2014-06-20

Documentation is live

This week I've been dealing with documentation for pyVmomi. I decided to go with the Google Python Documentation standard for this current set of docs because the Google standard is very human readable and renders reasonably well in GitHub. The docs are live on GitHub now.

However, when it comes to the most useful documentation standard for inline documentation the Sphinx standard has too many benefits to ignore. In particular if you want code completion using tools like Eclipse or IntelliJ you need to have Sphinx docs and those have to be on concrete static classes.

So, for actual inline code comments I want to enforce Sphinx's standard with type hinting. These kinds of hints are very valuable for static code analysis tools and you simply can't get that with any other standard at present.

My next set of tasks will be to build up the testing infrastructure around pyVmomi, once that is done we'll be able to leave behind the timid and slow progress stage we've been stuck in. This will have to happen sooner rather than later. The project will officially "launch" at VMworld coming up in August and we'll need to be ready for the additional attention that will bring.

Part of this week's documentation effort has been trying to find ways to present developer documentation and developer guides to make sure that new developers don't get mired down too badly. I've been years off the speakers circuit now and I think it shows. My presentation is a bit choppy but I hope you'll find it useful.
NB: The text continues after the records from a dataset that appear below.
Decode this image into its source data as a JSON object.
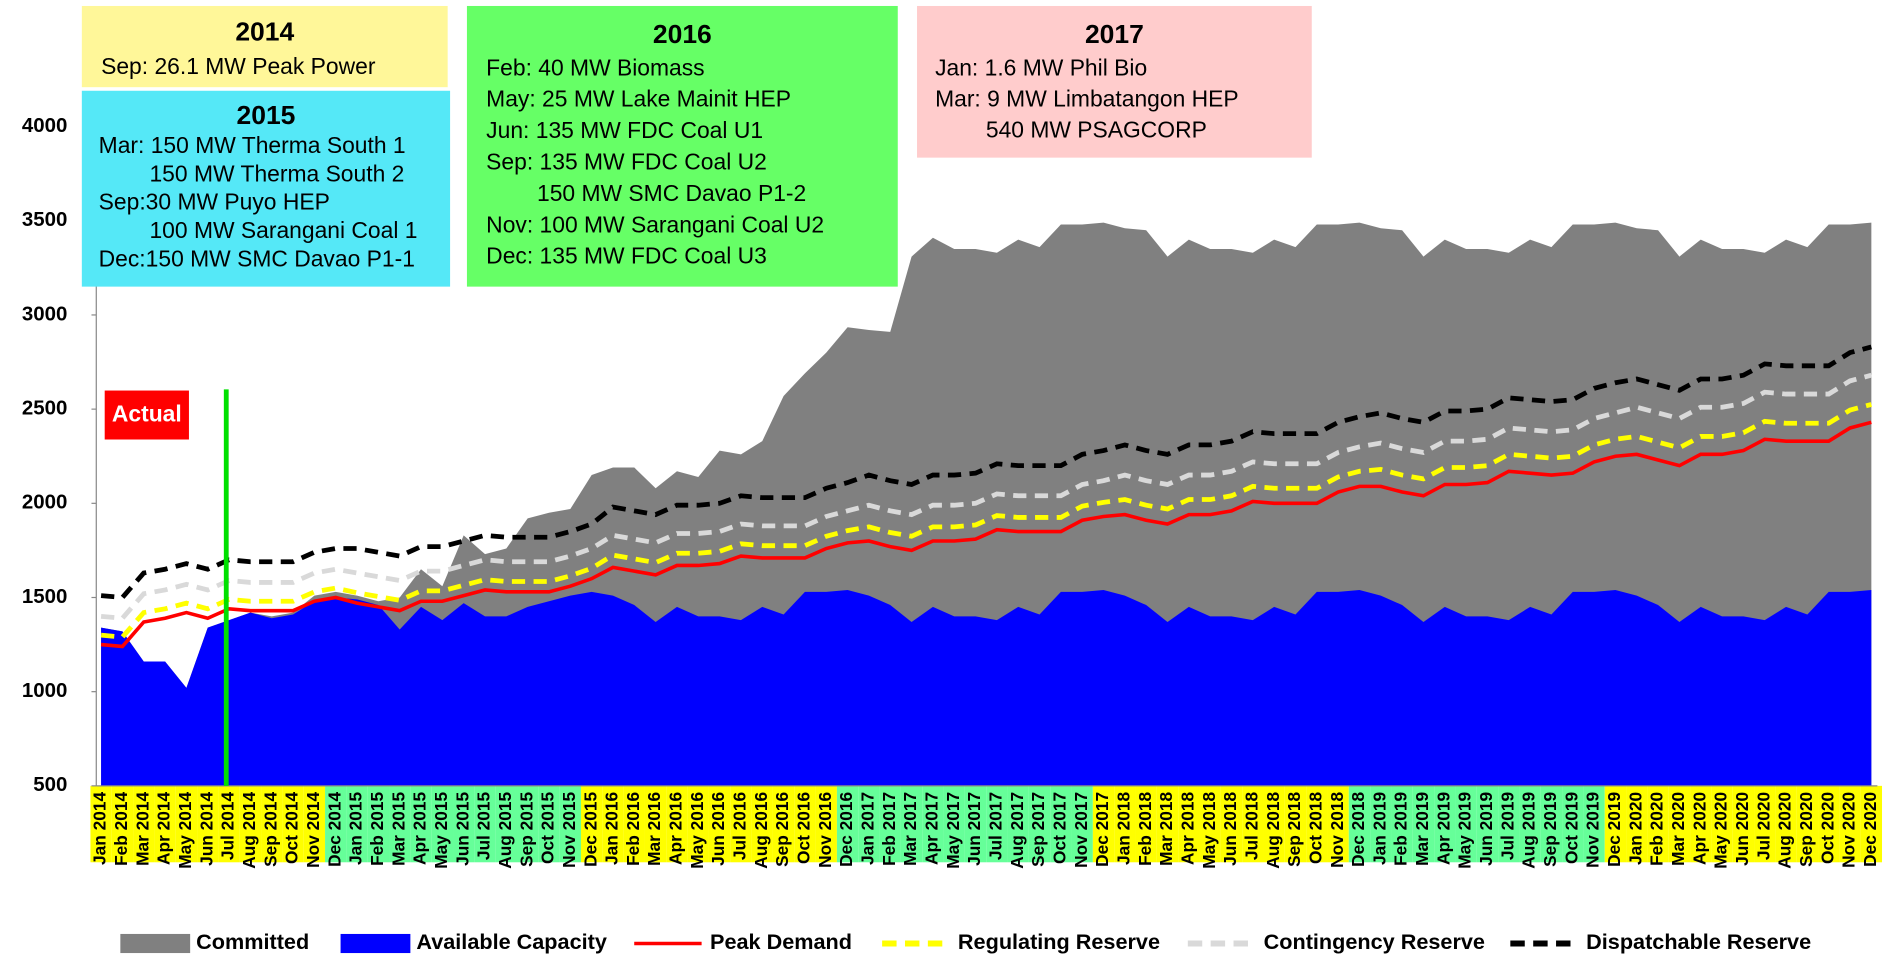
{
  "chart_data": {
    "type": "area",
    "categories": [
      "Jan 2014",
      "Feb 2014",
      "Mar 2014",
      "Apr 2014",
      "May 2014",
      "Jun 2014",
      "Jul 2014",
      "Aug 2014",
      "Sep 2014",
      "Oct 2014",
      "Nov 2014",
      "Dec 2014",
      "Jan 2015",
      "Feb 2015",
      "Mar 2015",
      "Apr 2015",
      "May 2015",
      "Jun 2015",
      "Jul 2015",
      "Aug 2015",
      "Sep 2015",
      "Oct 2015",
      "Nov 2015",
      "Dec 2015",
      "Jan 2016",
      "Feb 2016",
      "Mar 2016",
      "Apr 2016",
      "May 2016",
      "Jun 2016",
      "Jul 2016",
      "Aug 2016",
      "Sep 2016",
      "Oct 2016",
      "Nov 2016",
      "Dec 2016",
      "Jan 2017",
      "Feb 2017",
      "Mar 2017",
      "Apr 2017",
      "May 2017",
      "Jun 2017",
      "Jul 2017",
      "Aug 2017",
      "Sep 2017",
      "Oct 2017",
      "Nov 2017",
      "Dec 2017",
      "Jan 2018",
      "Feb 2018",
      "Mar 2018",
      "Apr 2018",
      "May 2018",
      "Jun 2018",
      "Jul 2018",
      "Aug 2018",
      "Sep 2018",
      "Oct 2018",
      "Nov 2018",
      "Dec 2018",
      "Jan 2019",
      "Feb 2019",
      "Mar 2019",
      "Apr 2019",
      "May 2019",
      "Jun 2019",
      "Jul 2019",
      "Aug 2019",
      "Sep 2019",
      "Oct 2019",
      "Nov 2019",
      "Dec 2019",
      "Jan 2020",
      "Feb 2020",
      "Mar 2020",
      "Apr 2020",
      "May 2020",
      "Jun 2020",
      "Jul 2020",
      "Aug 2020",
      "Sep 2020",
      "Oct 2020",
      "Nov 2020",
      "Dec 2020"
    ],
    "series": [
      {
        "name": "Committed",
        "kind": "area",
        "color": "#808080",
        "values": [
          1340,
          1320,
          1160,
          1160,
          1020,
          1340,
          1380,
          1420,
          1400,
          1420,
          1510,
          1530,
          1510,
          1480,
          1500,
          1650,
          1560,
          1830,
          1730,
          1760,
          1920,
          1950,
          1970,
          2150,
          2190,
          2190,
          2080,
          2170,
          2140,
          2280,
          2260,
          2330,
          2570,
          2690,
          2800,
          2935,
          2920,
          2910,
          3310,
          3410,
          3350,
          3350,
          3330,
          3400,
          3360,
          3480,
          3480,
          3490,
          3460,
          3450,
          3310,
          3400,
          3350,
          3350,
          3330,
          3400,
          3360,
          3480,
          3480,
          3490,
          3460,
          3450,
          3310,
          3400,
          3350,
          3350,
          3330,
          3400,
          3360,
          3480,
          3480,
          3490,
          3460,
          3450,
          3310,
          3400,
          3350,
          3350,
          3330,
          3400,
          3360,
          3480,
          3480,
          3490
        ]
      },
      {
        "name": "Available Capacity",
        "kind": "area",
        "color": "#0000ff",
        "values": [
          1340,
          1320,
          1160,
          1160,
          1020,
          1340,
          1380,
          1420,
          1390,
          1410,
          1480,
          1500,
          1490,
          1460,
          1330,
          1450,
          1380,
          1470,
          1400,
          1400,
          1450,
          1480,
          1510,
          1530,
          1510,
          1460,
          1370,
          1450,
          1400,
          1400,
          1380,
          1450,
          1410,
          1530,
          1530,
          1540,
          1510,
          1460,
          1370,
          1450,
          1400,
          1400,
          1380,
          1450,
          1410,
          1530,
          1530,
          1540,
          1510,
          1460,
          1370,
          1450,
          1400,
          1400,
          1380,
          1450,
          1410,
          1530,
          1530,
          1540,
          1510,
          1460,
          1370,
          1450,
          1400,
          1400,
          1380,
          1450,
          1410,
          1530,
          1530,
          1540,
          1510,
          1460,
          1370,
          1450,
          1400,
          1400,
          1380,
          1450,
          1410,
          1530,
          1530,
          1540
        ]
      },
      {
        "name": "Peak Demand",
        "kind": "line",
        "color": "#ff0000",
        "dashed": false,
        "values": [
          1250,
          1240,
          1370,
          1390,
          1420,
          1390,
          1440,
          1430,
          1430,
          1430,
          1480,
          1500,
          1470,
          1450,
          1430,
          1480,
          1480,
          1510,
          1540,
          1530,
          1530,
          1530,
          1560,
          1600,
          1660,
          1640,
          1620,
          1670,
          1670,
          1680,
          1720,
          1710,
          1710,
          1710,
          1760,
          1790,
          1800,
          1770,
          1750,
          1800,
          1800,
          1810,
          1860,
          1850,
          1850,
          1850,
          1910,
          1930,
          1940,
          1910,
          1890,
          1940,
          1940,
          1960,
          2010,
          2000,
          2000,
          2000,
          2060,
          2090,
          2090,
          2060,
          2040,
          2100,
          2100,
          2110,
          2170,
          2160,
          2150,
          2160,
          2220,
          2250,
          2260,
          2230,
          2200,
          2260,
          2260,
          2280,
          2340,
          2330,
          2330,
          2330,
          2400,
          2430
        ]
      },
      {
        "name": "Regulating Reserve",
        "kind": "line",
        "color": "#ffff00",
        "dashed": true,
        "values": [
          1300,
          1290,
          1420,
          1440,
          1470,
          1440,
          1490,
          1480,
          1480,
          1480,
          1530,
          1550,
          1525,
          1505,
          1485,
          1535,
          1535,
          1565,
          1595,
          1585,
          1585,
          1585,
          1615,
          1655,
          1725,
          1705,
          1685,
          1735,
          1735,
          1745,
          1785,
          1775,
          1775,
          1775,
          1825,
          1855,
          1875,
          1845,
          1825,
          1875,
          1875,
          1885,
          1935,
          1925,
          1925,
          1925,
          1985,
          2005,
          2020,
          1990,
          1970,
          2020,
          2020,
          2040,
          2090,
          2080,
          2080,
          2080,
          2140,
          2170,
          2180,
          2150,
          2130,
          2190,
          2190,
          2200,
          2260,
          2250,
          2240,
          2250,
          2310,
          2340,
          2355,
          2325,
          2295,
          2355,
          2355,
          2375,
          2435,
          2425,
          2425,
          2425,
          2495,
          2525
        ]
      },
      {
        "name": "Contingency Reserve",
        "kind": "line",
        "color": "#d9d9d9",
        "dashed": true,
        "values": [
          1400,
          1390,
          1520,
          1540,
          1570,
          1540,
          1590,
          1580,
          1580,
          1580,
          1630,
          1650,
          1630,
          1610,
          1590,
          1640,
          1640,
          1670,
          1700,
          1690,
          1690,
          1690,
          1720,
          1760,
          1830,
          1810,
          1790,
          1840,
          1840,
          1850,
          1890,
          1880,
          1880,
          1880,
          1930,
          1960,
          1990,
          1960,
          1940,
          1990,
          1990,
          2000,
          2050,
          2040,
          2040,
          2040,
          2100,
          2120,
          2150,
          2120,
          2100,
          2150,
          2150,
          2170,
          2220,
          2210,
          2210,
          2210,
          2270,
          2300,
          2320,
          2290,
          2270,
          2330,
          2330,
          2340,
          2400,
          2390,
          2380,
          2390,
          2450,
          2480,
          2510,
          2480,
          2450,
          2510,
          2510,
          2530,
          2590,
          2580,
          2580,
          2580,
          2650,
          2680
        ]
      },
      {
        "name": "Dispatchable Reserve",
        "kind": "line",
        "color": "#000000",
        "dashed": true,
        "values": [
          1510,
          1500,
          1630,
          1650,
          1680,
          1650,
          1700,
          1690,
          1690,
          1690,
          1740,
          1760,
          1760,
          1740,
          1720,
          1770,
          1770,
          1800,
          1830,
          1820,
          1820,
          1820,
          1850,
          1890,
          1980,
          1960,
          1940,
          1990,
          1990,
          2000,
          2040,
          2030,
          2030,
          2030,
          2080,
          2110,
          2150,
          2120,
          2100,
          2150,
          2150,
          2160,
          2210,
          2200,
          2200,
          2200,
          2260,
          2280,
          2310,
          2280,
          2260,
          2310,
          2310,
          2330,
          2380,
          2370,
          2370,
          2370,
          2430,
          2460,
          2480,
          2450,
          2430,
          2490,
          2490,
          2500,
          2560,
          2550,
          2540,
          2550,
          2610,
          2640,
          2660,
          2630,
          2600,
          2660,
          2660,
          2680,
          2740,
          2730,
          2730,
          2730,
          2800,
          2830
        ]
      }
    ],
    "ylim": [
      500,
      4000
    ],
    "yticks": [
      500,
      1000,
      1500,
      2000,
      2500,
      3000,
      3500,
      4000
    ],
    "actual_label": "Actual",
    "annotations": [
      {
        "title": "2014",
        "lines": [
          "Sep: 26.1 MW Peak Power"
        ]
      },
      {
        "title": "2015",
        "lines": [
          "Mar: 150 MW Therma South 1",
          "        150 MW Therma South 2",
          "Sep:30 MW Puyo HEP",
          "        100 MW Sarangani Coal 1",
          "Dec:150 MW SMC Davao P1-1"
        ]
      },
      {
        "title": "2016",
        "lines": [
          "Feb: 40 MW Biomass",
          "May: 25 MW Lake Mainit HEP",
          "Jun: 135 MW FDC Coal U1",
          "Sep: 135 MW FDC Coal U2",
          "        150 MW SMC Davao P1-2",
          "Nov: 100 MW Sarangani Coal U2",
          "Dec: 135 MW FDC Coal U3"
        ]
      },
      {
        "title": "2017",
        "lines": [
          "Jan: 1.6 MW Phil Bio",
          "Mar: 9 MW Limbatangon HEP",
          "        540 MW PSAGCORP"
        ]
      }
    ]
  }
}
This video that I've prepared walks through the code contribution process from fork to pull request. It assumes you have a previously setup GitHub account. This is the first time I've done one of these in a good long while and I was surprised by how badly the text blurred. I may update this later.

When you submit a pull request it should only have the commits listed in it that you wrote if it doesn't then something went wrong! You'll have to start over by branching from master and cherry-picking your commits. Git has a learning curve but it's worth learning and it's worth spending time with to get things down properly.

If you have a good contribution and you're really stuck, I've already pulled and cherry-picked some key submissions from other people into my local git repos. I try to preserve the code authorship marks on the patches so that you can find your committer credits on the source repository later.

Now that we know the basics of how to contribute, I'll take some time and work on precisely what we're going to work on and when we'll release it.